Doxing (berasal dari kata "dox", singkatan dari dokumen) adalah sebuah tindakan berbasis internet untuk meneliti dan menyebarluaskan informasi pribadi secara publik (termasuk data pribadi) terhadap seseorang individu atau organisasi. Metode ini digunakan untuk memperoleh informasi termasuk mencari basis data yang tersedia untuk umum dan situs sosial media (seperti Facebook), meretas, dan rekayasa sosial. Tindakan ini erat terkait dengan vigilantisme internet dan hacktivisme. ("BPPTIK Kementerian Komunikasi Dan Informatika RI" n.d.)
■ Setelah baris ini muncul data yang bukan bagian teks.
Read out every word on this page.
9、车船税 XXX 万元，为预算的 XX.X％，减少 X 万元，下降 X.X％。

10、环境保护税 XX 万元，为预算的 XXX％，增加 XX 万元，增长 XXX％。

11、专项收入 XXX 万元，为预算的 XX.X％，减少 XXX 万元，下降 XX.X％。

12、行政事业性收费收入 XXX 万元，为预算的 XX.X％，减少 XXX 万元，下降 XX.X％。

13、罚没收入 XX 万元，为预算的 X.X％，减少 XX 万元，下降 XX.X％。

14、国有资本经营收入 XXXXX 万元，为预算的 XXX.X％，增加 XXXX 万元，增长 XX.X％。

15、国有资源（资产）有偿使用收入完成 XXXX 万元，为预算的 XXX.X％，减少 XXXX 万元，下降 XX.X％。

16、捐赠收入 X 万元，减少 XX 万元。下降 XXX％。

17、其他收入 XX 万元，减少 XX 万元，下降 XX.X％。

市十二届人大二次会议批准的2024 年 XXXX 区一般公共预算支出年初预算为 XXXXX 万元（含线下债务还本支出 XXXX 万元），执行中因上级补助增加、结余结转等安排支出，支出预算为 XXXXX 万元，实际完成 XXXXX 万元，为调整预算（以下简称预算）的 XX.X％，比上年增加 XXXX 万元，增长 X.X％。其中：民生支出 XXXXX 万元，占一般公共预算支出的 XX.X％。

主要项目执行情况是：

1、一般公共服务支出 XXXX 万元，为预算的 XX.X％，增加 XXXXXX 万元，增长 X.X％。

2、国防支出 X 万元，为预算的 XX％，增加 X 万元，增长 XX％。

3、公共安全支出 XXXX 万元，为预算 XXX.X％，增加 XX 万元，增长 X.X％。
Di zaman sekarang, tidak dapat ditampik lagi bahwa kehidupan manusia saat ini sangat berhubungan dengan media sosial. Media sosial memegang peranan penting di hampir segala lini masyarakat. Mulai dari mengirim pesan kepada teman, berbagi informasi, hingga mencari suatu informasi yang sedang hangat di masyarakat. Jadi, tak heran lagi apabila ada yang menyebutkan bahwa media sosial telah menjadi salah satu kebutuhan penting hampir setiap orang. Sosial media adalah sebuah media untuk bersosialisasi satu sama lain dan dilakukan secara online yang memungkinkan manusia untuk saling berinteraksi tanpa dibatasi ruang dan waktu. ("Apa Itu Sosial Media -- Universitas Pasundan" n.d.)
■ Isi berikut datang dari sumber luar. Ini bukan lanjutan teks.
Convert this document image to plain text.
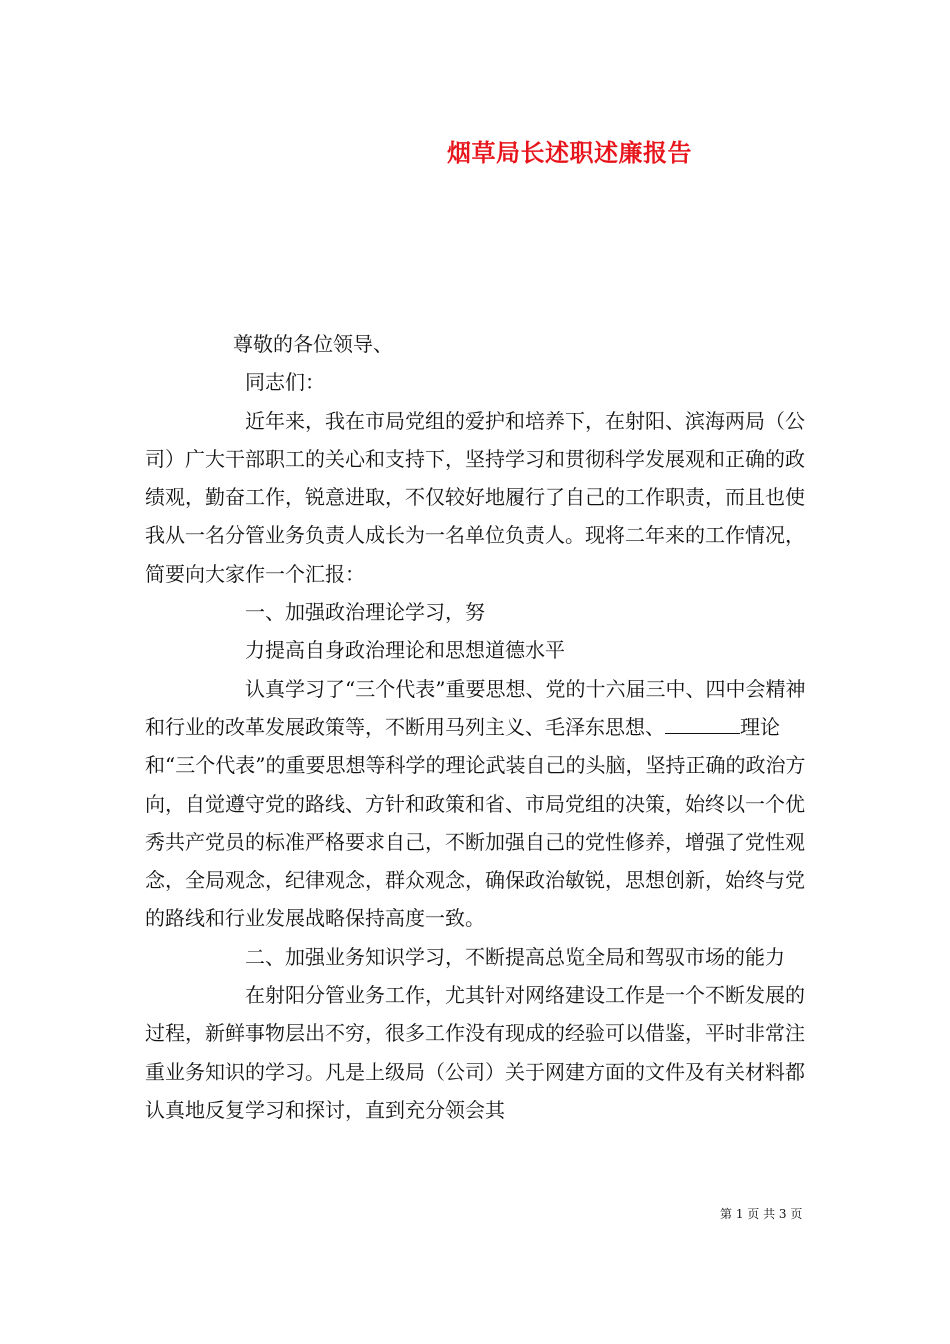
烟草局长述职述廉报告

尊敬的各位领导、

同志们：

近年来，我在市局党组的爱护和培养下，在射阳、滨海两局（公司）广大干部职工的关心和支持下，坚持学习和贯彻科学发展观和正确的政绩观，勤奋工作，锐意进取，不仅较好地履行了自己的工作职责，而且也使我从一名分管业务负责人成长为一名单位负责人。现将二年来的工作情况，简要向大家作一个汇报：

一、加强政治理论学习，努

力提高自身政治理论和思想道德水平

认真学习了“三个代表”重要思想、党的十六届三中、四中会精神和行业的改革发展政策等，不断用马列主义、毛泽东思想、	理论和“三个代表”的重要思想等科学的理论武装自己的头脑，坚持正确的政治方向，自觉遵守党的路线、方针和政策和省、市局党组的决策，始终以一个优秀共产党员的标准严格要求自己，不断加强自己的党性修养，增强了党性观念，全局观念，纪律观念，群众观念，确保政治敏锐，思想创新，始终与党的路线和行业发展战略保持高度一致。

二、加强业务知识学习，不断提高总览全局和驾驭市场的能力

在射阳分管业务工作，尤其针对网络建设工作是一个不断发展的过程，新鲜事物层出不穷，很多工作没有现成的经验可以借鉴，平时非常注重业务知识的学习。凡是上级局（公司）关于网建方面的文件及有关材料都认真地反复学习和探讨，直到充分领会其

第 1 页 共 3 页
Media sosial saat ini sangat banyak membawa perubahan untuk manusia baik dari segi sosial, hukum, cara pandang, dan perekonomian. Dampak positif maupun dampak negatif yang dibawa oleh teknologi era digital ini sangat banyak. Namun, terdapat beberapa permasalahan yang juga muncul dalam konteks ini seperti Isu privasi, Cyberbullying, Trolling, ketergantungan, Perbandingan sosial, Penyebaran desinformasi (hoaks), Pelecehan sosial, Masalah kesehatan mental, Filter, pemalsuan citra, Algoritma feed, Masalah hak cipta, Dampak negatif dari hubungan pribadi, dan doxing. Dampak- dampak tersebut yang sangat berbahaya bagi perkembangan manusia dan teknologi. (Fenomeno and Simprug, n.d.)
Di era media sosial, doxing---tindakan mengungkapkan informasi pribadi seseorang tanpa izin---telah menjadi fenomena yang semakin sering terjadi. Tren ini muncul seiring dengan meningkatnya penggunaan platform digital, di mana informasi pribadi dapat diakses dan disebarluaskan dengan mudah. Motivasi di balik doxing bervariasi, mulai dari balas dendam pribadi, intimidasi politik, hingga upaya mempermalukan atau mendiskreditkan seseorang di mata publik.Â
Dampaknya sangat signifikan, baik bagi individu maupun komunitas. Bagi individu, doxing dapat mengakibatkan ancaman fisik, psikologis, dan kerusakan reputasi yang parah. Sementara itu, bagi komunitas, doxing bisa menciptakan lingkungan yang penuh ketidakpercayaan dan ketakutan, mengganggu kohesi sosial, dan mendorong perilaku berbahaya. Fenomena ini menekankan pentingnya regulasi yang lebih ketat dan kesadaran publik yang lebih tinggi untuk melindungi privasi dan keamanan di dunia digital.
Fenomena doxing menunjukkan sisi gelap dari media sosial dan internet, di mana kemajuan teknologi dapat disalahgunakan untuk tujuan yang merugikan. Doxing tidak hanya berdampak pada korban secara individu, tetapi juga mengganggu harmoni dalam masyarakat.Â
Ketakutan dan ketidakpercayaan yang dihasilkan dari tindakan ini dapat merusak ikatan sosial dan menghalangi partisipasi yang konstruktif di ruang digital. Pengalaman ini menggarisbawahi perlunya pendekatan holistik yang melibatkan pemerintah, platform media sosial, dan pengguna untuk membangun perlindungan yang lebih kuat terhadap privasi dan keamanan di era digital ini.